Even if you haven’t the slightest interest in the subject, you’d have to have been living under a rock – or perhaps more fittingly, a pile of coal – to have missed the news that the UK’s last deep pit closed last week.
Unsurprisingly, given the landslide of eulogies in the media on the subject over the last few days, Kellingley Colliery has been on my mind.
Apart from the fact it brings centuries of deep coal mining in Britain to an end; setting aside the hundreds of people it has put out of work; forgetting the millions of pounds worth of machinery now buried underground – it’s the communities of the Five Towns – Pontefract, Castleford, Knottingley, Featherstone, and Normanton – I feel for.
I spent three years writing for the Pontefract and Castleford Express and for at least one of those, didn’t really understand what local news was about or why it mattered.
It took me a year to really “get it” and almost two to build the contacts and earn the trust of the paper’s readers. I was an outsider, with a strange haircut, and my youth meant I didn’t have any real appreciation of the unhealed wounds these ex-mining towns suffered. The day I really started to understand the bond between community and coal was the night miner Gerry Gibson died.
We had just put that week’s paper to bed and were packing up for the day when the phone rang. The person on the other end told my editor there had been an accident at the pit and as she put the phone down, I saw Rebecca exchange a glance with the news editor, Julie, and then proceed to have some sort of wordless exchange about sending the most inexperienced reporter out to what turned out to be the year’s biggest story.
Rebecca eventually said to me: “I think you should go out there,” and I can still remember the feeling of dread that washed over me. Within half an hour I was stood at the gates of the pit not really knowing what to do.
I had underestimated the height of emotions felt by those nervously waiting for news – some of them equally in fear of what word would bring but desperate to know all the same. The first girl I approached screamed in my face: “Fuck off, this is people’s families you’re asking about!”
I ended up speaking to a man stood a little off to the side on his own.

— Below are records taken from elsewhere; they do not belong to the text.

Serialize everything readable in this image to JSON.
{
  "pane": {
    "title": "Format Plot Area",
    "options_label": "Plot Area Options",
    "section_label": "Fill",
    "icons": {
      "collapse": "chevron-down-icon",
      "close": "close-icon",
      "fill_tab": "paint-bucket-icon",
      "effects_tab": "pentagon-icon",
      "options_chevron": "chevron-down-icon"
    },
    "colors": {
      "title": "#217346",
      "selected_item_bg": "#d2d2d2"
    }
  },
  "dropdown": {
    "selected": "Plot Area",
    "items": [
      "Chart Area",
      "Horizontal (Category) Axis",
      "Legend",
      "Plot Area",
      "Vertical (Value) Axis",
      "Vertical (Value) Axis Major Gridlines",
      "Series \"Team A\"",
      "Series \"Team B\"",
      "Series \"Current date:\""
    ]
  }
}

He was a former Kellingley miner – retired, but so concerned for his friends underground that he’d driven over for his own peace of mind, even though he knew there was nothing he could do. He didn’t know who was trapped but it didn’t matter- regardless of who was down there, the feelings were still the same: helplessness, fear, concern.
That deep-rooted camaraderie was never more evident to me than the day I spent down Big K. A year after the horrific incident which killed Mr Gibson, UK Coal invited me to travel the nine miles to the coalface to see for myself what mining was all about.
I wrote about it in detail at the time and even now still find it hard to articulate the obvious affinity between those men, perhaps because it’s so rarely observed in the average workplace. Maybe digging far below the earth’s surface for a living is one of the only places you can expect to form that sort of extraordinary bond.
Shortly after I surfaced from my time down the pit
I remember once interviewing a man about something completely unrelated to coal when he began to tell me about his life down the pit. What was memorable about this exchange was how deeply sad he was at the loss of what seemed, at least to me, a highly undesirable way to spend your life. I wouldn’t even come close to understanding it until I saw for myself what he had been forced to give up.
He was from Featherstone, which was part of my patch – a town which in many ways never really recovered from the closure of its own pit in the mid-1980s. Its housing estates are full of men like him, who have been on the dole since Thatcher’s reign, put out to pasture long before their time. Some made a career of hopping from one doomed pit to another, but many felt let down and demoralised – never to return to another job, let alone another coalface.
After I joined the BBC, I was well-placed to talk about the impact it would have on the communities it would affect. But now, as it becomes a reality for those who have never known anything but coal, I wonder how they will ever move on. All that’s really left to say is it’s a damn shame it happened at all.